Extracts from the Report are provided below.

"When acting as Commissioners appointed to enquire into applications for land under the 42nd section of the "Amending Land Act 1865,'' our attention was directed in many places to the rapid and unnecessary destruction of forests in the neighborhood of the gold fields ; and we have thought fit to recommend that some applications for blocks within the natural forests should not be entertained."

"We believe that much of the prosperity now so evident on the gold fields of Victoria, is due to the circumstance that claimholders and lessees of Crown lands have the opportunity of procuring timber from the indigenous forests at small cost. They require wood, both for underground operations and for engines; and it has been ascertained that any considerable increase in the price of timber would cause works to be abandoned as unprofitable, which now yield to the miner considerable sums over and above the cost of working. A great number of persons employ themselves in cutting timber for the mines. They fell the best, and destroy more than they use, consequently there is unnecessary waste."

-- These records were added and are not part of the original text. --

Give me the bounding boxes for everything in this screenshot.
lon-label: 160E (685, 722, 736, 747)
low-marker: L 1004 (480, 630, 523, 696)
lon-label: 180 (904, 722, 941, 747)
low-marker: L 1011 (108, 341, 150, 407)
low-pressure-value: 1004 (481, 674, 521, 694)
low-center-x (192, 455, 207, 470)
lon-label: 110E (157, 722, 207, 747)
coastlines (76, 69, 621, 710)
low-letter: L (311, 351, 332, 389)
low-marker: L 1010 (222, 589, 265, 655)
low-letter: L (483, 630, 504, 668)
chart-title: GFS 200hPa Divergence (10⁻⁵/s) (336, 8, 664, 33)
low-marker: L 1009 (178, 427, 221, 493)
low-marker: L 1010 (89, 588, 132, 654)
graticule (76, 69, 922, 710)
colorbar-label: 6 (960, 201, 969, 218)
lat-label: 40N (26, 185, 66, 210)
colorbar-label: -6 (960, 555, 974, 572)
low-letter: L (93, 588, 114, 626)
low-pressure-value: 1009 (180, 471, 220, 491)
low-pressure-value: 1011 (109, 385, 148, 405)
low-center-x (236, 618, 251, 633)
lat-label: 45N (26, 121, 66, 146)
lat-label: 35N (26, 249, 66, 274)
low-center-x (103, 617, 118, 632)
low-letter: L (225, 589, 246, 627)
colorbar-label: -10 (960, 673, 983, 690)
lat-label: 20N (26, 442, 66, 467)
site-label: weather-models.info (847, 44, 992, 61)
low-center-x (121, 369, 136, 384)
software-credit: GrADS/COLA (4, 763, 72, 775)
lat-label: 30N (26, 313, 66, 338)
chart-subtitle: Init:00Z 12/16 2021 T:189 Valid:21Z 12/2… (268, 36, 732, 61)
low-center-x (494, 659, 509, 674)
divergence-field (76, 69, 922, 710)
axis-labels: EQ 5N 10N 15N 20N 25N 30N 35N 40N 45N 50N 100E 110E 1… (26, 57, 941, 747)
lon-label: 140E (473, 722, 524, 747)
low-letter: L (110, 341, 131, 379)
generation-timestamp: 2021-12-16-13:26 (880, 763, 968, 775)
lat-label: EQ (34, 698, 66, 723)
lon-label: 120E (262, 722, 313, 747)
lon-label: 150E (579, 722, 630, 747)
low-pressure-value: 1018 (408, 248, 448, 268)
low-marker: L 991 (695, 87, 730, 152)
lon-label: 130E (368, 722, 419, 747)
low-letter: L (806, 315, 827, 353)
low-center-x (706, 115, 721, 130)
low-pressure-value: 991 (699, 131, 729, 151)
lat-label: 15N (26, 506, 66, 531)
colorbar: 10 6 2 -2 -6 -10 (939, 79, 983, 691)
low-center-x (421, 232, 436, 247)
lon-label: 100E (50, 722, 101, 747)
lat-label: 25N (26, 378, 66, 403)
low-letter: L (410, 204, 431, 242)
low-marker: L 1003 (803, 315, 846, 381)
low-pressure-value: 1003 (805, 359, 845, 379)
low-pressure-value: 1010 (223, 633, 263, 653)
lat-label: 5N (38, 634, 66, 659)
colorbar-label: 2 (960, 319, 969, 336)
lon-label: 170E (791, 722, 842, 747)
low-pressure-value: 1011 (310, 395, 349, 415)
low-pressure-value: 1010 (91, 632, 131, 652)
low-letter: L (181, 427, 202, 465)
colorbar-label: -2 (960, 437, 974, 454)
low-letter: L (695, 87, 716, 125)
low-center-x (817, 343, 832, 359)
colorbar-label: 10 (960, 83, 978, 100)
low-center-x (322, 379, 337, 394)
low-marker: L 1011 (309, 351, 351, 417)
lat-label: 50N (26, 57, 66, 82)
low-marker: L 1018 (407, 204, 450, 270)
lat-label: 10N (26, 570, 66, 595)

"Here, where we employ about 85,000 miners in mines which, year by year, demand for their advantageous working large supplies of timber, it is right to endeavor to prevent waste. Now that the gold miner is becoming better acquainted with the mode of extracting gold from pyrites, it is probable that furnaces will be erected in all the parts of the colony where quartz reefs occur; and if there be not ready for his use good and abundant supplies of timber, his enterprise will be checked."

"We would suggest that you should proclaim, as early as practicable, an extension of the large forest reserve already made in the vicinity of Ballarat, so as to protect the forests on and north of the Dividing Range; and cause to be proclaimed near Sandhurst, Castlemaine, Ararat, Maryborough, Inglewood, Beechworth, and other centres of mining industry, similar large reserves."

"We would recommend further that some suitable large area should be selected south-west of Rokewood, with a view to the establishment of a large wood of indigenous and imported trees on the present treeless basaltic plains..."

"Perhaps the best course would be, to vest the reserves in trustees,....."

"The trustees would ........prepare and promulgate rules for the guidance of woodmen; and generally exercise immediate control over state forests and the expenditure of the funds derived from the sale of timber therein."